The move into online sales is due to coincide with the launch, also some three months down the line, of a low-cost entry for newly recruited franchisees. They will not have to have offices but will be able to work from home.
The company said it was not considering a self-service lettings launch for the time being but Gonsalves said: “We will be considering it in the future.”
Belvoir, traditionally a lettings-only company, said that its business now splits 81:19 in favour of lettings, but that sales are growing, with 100 out of the 171 Belvoir franchisees trained and able to handle sales.
As well as the Belvoir franchisees, there are 32 Newton Fallowell franchisees, ten Goodchild and 87 Northwood – the acquisition made in June last year.

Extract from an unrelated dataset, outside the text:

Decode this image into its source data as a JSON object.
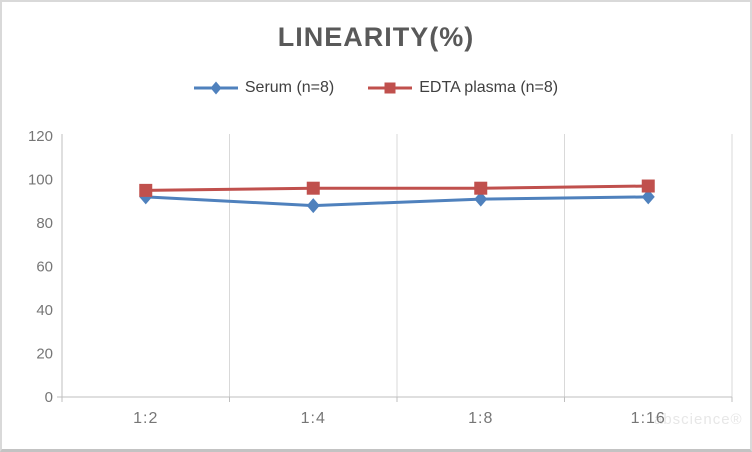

In the first six months of this year, Gonsalves and group chairman, Belvoir founder Mike Goddard, said that the focus had been on helping franchisees make their own acquisitions. Gonsalves said that there had been 12 so far this year, and he expects a similar number in the second half of the year.
Gonsalves said: “The group has been focused on meeting our franchisees’ entrepreneurial growth ambitions and putting them in the very best possible position to maximise their market share within their territory.
“Our franchisees have embraced the opportunity to develop their business under our Assisted Acquisitions programme, many of them doubling the size of their business overnight, and from offering additional services such as property sales and financial services.”
The very strong interim results for the six months to the end of June show group revenue up 15% to £4,921,000, with a 47% increase in management service fees – what the franchisees pay to head office – to £3,796,000.
There was a 62% rise in pre-tax profits to £1,731,000 in the first six months of this year, up from £1,071,000 in the same period last year.
Seven new franchisees joined the group, and five existing territories were re-sold.
Gonsalves and Goddard told EYE that despite challenging conditions in both sales and lettings, business is still thriving. The number of properties under management has grown to 57,637, and Goddard said that despite a harsher tax regime for landlords, “We are not seeing landlords selling up. There is no mass exit by landlords, and indeed we are not seeing any exit.”
Gonsalves said that the company will continue to encourage its franchisees to expand by acquisition, and said that the company itself remains “very acquisitive” in a consolidating market.